Reivers dropped to his knees, shuddering, his arms shielding his eyes from imaginary beasts of the bottle.

“Take ’em away, boys,” he pleaded. “Kill the big ones, let the little ones go.”

With a snarl Moir leaped to his sledge and knocked the neck off a bottle of hooch.

“Drink, you scut!” he growled. “I’ll have dealings with you when you’re sobered up.”

Reivers drank and began to doze. Moir kicked him upright.

“Get into the shed with t’other jackass,” he commanded, propelling him toward the dugout into which MacGregor had crawled. “And in tuh morning you go to work, e’en though snakes be crawling all o’er ’ee.”

A faintly muttered curse greeted Reivers as he crawled into the dugout.

“You poor curs!
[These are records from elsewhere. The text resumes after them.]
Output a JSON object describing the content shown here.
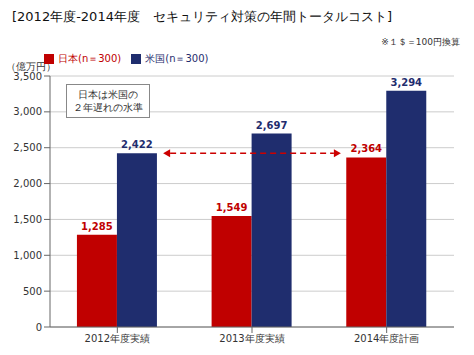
{
  "chart_data": {
    "type": "bar",
    "title": "[2012年度-2014年度　セキュリティ対策の年間トータルコスト]",
    "y_label": "（億万円）",
    "note": "※１＄＝100円換算",
    "annotation": "日本は米国の\n２年遅れの水準",
    "categories": [
      "2012年度実績",
      "2013年度実績",
      "2014年度計画"
    ],
    "series": [
      {
        "name": "日本(n＝300)",
        "color": "#c00000",
        "values": [
          1285,
          1549,
          2364
        ],
        "value_labels": [
          "1,285",
          "1,549",
          "2,364"
        ]
      },
      {
        "name": "米国(n＝300)",
        "color": "#1f2d6e",
        "values": [
          2422,
          2697,
          3294
        ],
        "value_labels": [
          "2,422",
          "2,697",
          "3,294"
        ]
      }
    ],
    "ylim": [
      0,
      3500
    ],
    "yticks": [
      0,
      500,
      {
        "value": 1000,
        "label": "1,000"
      },
      {
        "value": 1500,
        "label": "1,500"
      },
      {
        "value": 2000,
        "label": "2,000"
      },
      {
        "value": 2500,
        "label": "2,500"
      },
      {
        "value": 3000,
        "label": "3,000"
      },
      {
        "value": 3500,
        "label": "3,500"
      }
    ],
    "grid": true,
    "legend": "upper left",
    "data_labels": true,
    "arrow": {
      "y": 2422,
      "from": "2012年度実績",
      "to": "2014年度計画",
      "color": "#cc0000"
    }
  }
}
What do you want with me now?” came MacGregor’s voice from a corner of the tiny room. “You skunk——”

“Easy, MacGregor Roy,” whispered Reivers quietly. “It’s not one of the ‘skunks.’”

“MacGregor Roy!” By the light that entered by a slit in the skin-flap Reivers could see the Scotchman painfully lifting his head from his miserable bunk, as he hoarsely repeated his own name. “MacGregor Roy! Who are you, stranger, to call James MacGregor by his family name?”